J.-M.V. — Je suis persuadé qu’il y a de la théorie politique chez Marx, mais, comme d’ailleurs tu le laissais entendre, cette théorie politique n’est pas élaborée, elle n’est pas achevée. Tu signales que, dans le Capital, il y a toute une série d’indications sur ce domaine, mais on peut dire que c’est le cas également dans la Contribution à la critique de l’économie politique, sans que cela soit vraiment élaboré. De plus on peut se poser une autre question. Est-ce qu’il n’y a pas contradiction ou opposition entre la théorie politique telle qu’elle se manifeste dans les œuvres de jeunesse (c’est-à-dire aussi bien dans la Question juive que dans la Critique de la philosophie de l’Etat d’Hegel ou dans d’autres textes de cette époque) et la théorisation implicite ou non achevée de la maturité. Personnellement, je le pense. Je pense que dans les œuvres de jeunesse, Marx reste encore très marqué par la conception hégélienne de l’Etat. Et, dans cette conception hégélienne de l’Etat, il reprend en particulier l’idée, que l’Etat est expressif de la société.
Chez Hegel, l’Etat est saisi comme résolution des contradictions de la société, Marx corrige en disant qu’il en est l’expression. Dans cette optique, on a donc un Etat qui est une sorte d’entité non questionnée, qui est là comme expression de la société civile ou de ses contradictions. Or, le rapport entre société civile et Etat, Marx le verra de façon beaucoup plus complexe dans les œuvres de la maturité. Il ne dira plus aussi facilement qu’on a d’une part une société civile avec sa dynamique totalement autonome et un Etat qui lui est superposé et ne fait qu’exprimer ses contradictions ou les contenir. Il va essayer de faire une analyse dans laquelle le rapport Etat/société civile n’est plus vu simplement sous l’angle du discontinu, mais à la fois sous l’angle du continu et du discontinu. Dans les œuvres de maturité de Marx, l’Etat est présent dans le rapport social. Il n’y a plus extériorité de l’Etat par rapport à la société civile, mais compénétration, complémentarité de l’Etat, ou des formes étatiques, si on veut, et des relations civiles bourgeoises.
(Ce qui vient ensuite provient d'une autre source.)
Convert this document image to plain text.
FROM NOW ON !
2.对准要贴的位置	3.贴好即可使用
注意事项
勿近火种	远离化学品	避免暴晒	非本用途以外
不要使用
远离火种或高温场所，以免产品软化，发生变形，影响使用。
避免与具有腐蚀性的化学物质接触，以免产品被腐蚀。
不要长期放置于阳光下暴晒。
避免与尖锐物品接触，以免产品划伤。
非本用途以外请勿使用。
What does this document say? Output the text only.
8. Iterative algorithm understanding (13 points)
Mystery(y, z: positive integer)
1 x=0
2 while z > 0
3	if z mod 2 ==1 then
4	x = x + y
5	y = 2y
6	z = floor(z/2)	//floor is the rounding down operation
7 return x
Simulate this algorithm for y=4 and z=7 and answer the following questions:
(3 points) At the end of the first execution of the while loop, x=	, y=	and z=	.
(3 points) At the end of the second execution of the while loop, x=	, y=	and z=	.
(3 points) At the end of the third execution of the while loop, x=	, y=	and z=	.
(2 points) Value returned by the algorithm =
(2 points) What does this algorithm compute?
Ceci amène d’ailleurs à se dire (et on en vient à un autre aspect de ce que tu as traité) qu’il est difficile de se poser le problème du marxisme de l’Etat, face au problème de l’évolution des régimes actuels se réclamant du marxisme, en le réduisant à celui d’une responsabilité linéaire, comme s’il y avait rapport de cause à effet, entre marxisme et goulag. Les marxistes ont très largement laissé, il est vrai, la problématique de l’Etat inachevée. Ils sont même revenus en arrière, en simplifiant de façon outrancière des choses qui, pour Marx, semblaient quand même assez complexes : le problème du dépérissement de l’Etat, par exemple.
Il y a des formules relativement simplistes chez Engels dans l’Anti-Düring, mais ces formules n’avaient pas la prétention d’être une théorisation définitive du dépérissement de l’Etat. Chez Marx, il y a des remarques extrêmement ponctuelles, conjoncturelles même, sur la Commune. Il y a aussi les gloses qu’il a faites au programme de Ghota, mais tout cela était quand au fond assez prudent. Il ne faut pas oublier que Marx a, de surcroît, posé des problèmes particulièrement complexes tels le dépérissement du droit, le dépérissement de la marchandise, comme liés au dépérissement de l’Etat. Rien de tout cela ne s’est retrouvé pris en compte par la plupart des marxistes.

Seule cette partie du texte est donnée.